J’ai arrêté ma carrière en 2021 après une dernière saison à Martigues. J’ai ensuite monté une académie de football à Aix-en-Provence, aux côtés de Ronald Zubar (ex-OM) : la ZE Football Academy. Parallèlement, j’entraîne l’équipe U18 féminines d’Aix (R1). Ma fille y évoluait jusqu’à l’année dernière. Elle est d’ailleurs gardienne de but. Cette saison, elle est en sports-études à Valence, mais je continue de coacher ses anciennes partenaires. Et à côté de tout ça, j’ai monté une boîte de conseil en profilage comportemental. C’est du coaching, de l’accompagnement, que ce soit dans le milieu du sport pour de la préparation mentale ou de l’entreprise pour les managers.
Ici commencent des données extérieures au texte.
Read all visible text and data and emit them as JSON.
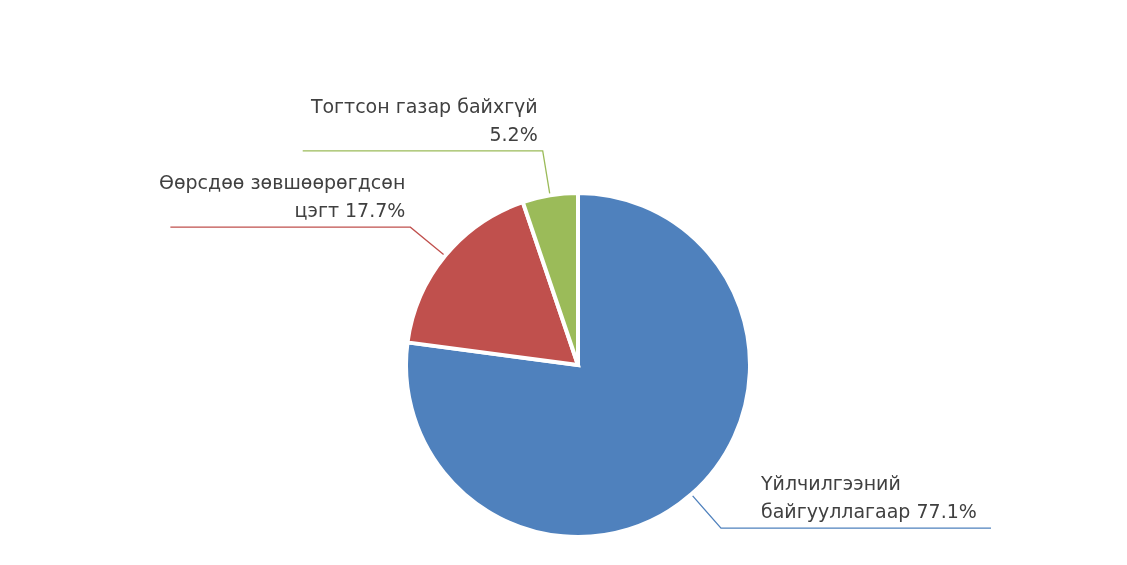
{
  "chart_data": {
    "type": "pie",
    "categories": [
      "Үйлчилгээний байгууллагаар",
      "Өөрсдөө зөвшөөрөгдсөн цэгт",
      "Тогтсон газар байхгүй"
    ],
    "values": [
      77.1,
      17.7,
      5.2
    ],
    "value_labels": [
      "77.1%",
      "17.7%",
      "5.2%"
    ],
    "colors": [
      "#4f81bd",
      "#c0504d",
      "#9bbb59"
    ],
    "legend": false
  }
}
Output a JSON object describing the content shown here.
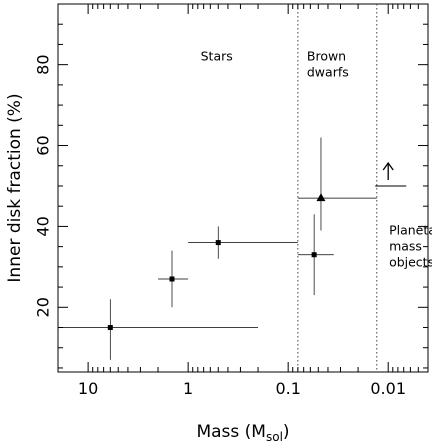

Revenons un peu sur tes années lilloises. Lorsque tu rejoins le LOSC en 2012, tu débarques dans un club qualifié pour la Champions League, qui entre dans son nouveau « Grand Stade ». J’imagine que c’était un nouvelle dimension pour toi qui arrivait alors de Brest…
Tout à fait, c’était un nouveau palier. J'étais au club depuis 7 ans, avec une vraie équipe de potes. Nous avions contribué avec mes coéquipiers à écrire l’Histoire du Stade Brestois puisque nous sommes remontés en Ligue 1 et nous nous y sommes maintenus deux ans de suite. Là, je débarquais au LOSC dans une équipe d’internationaux, avec des objectifs européens. C’était un changement radical.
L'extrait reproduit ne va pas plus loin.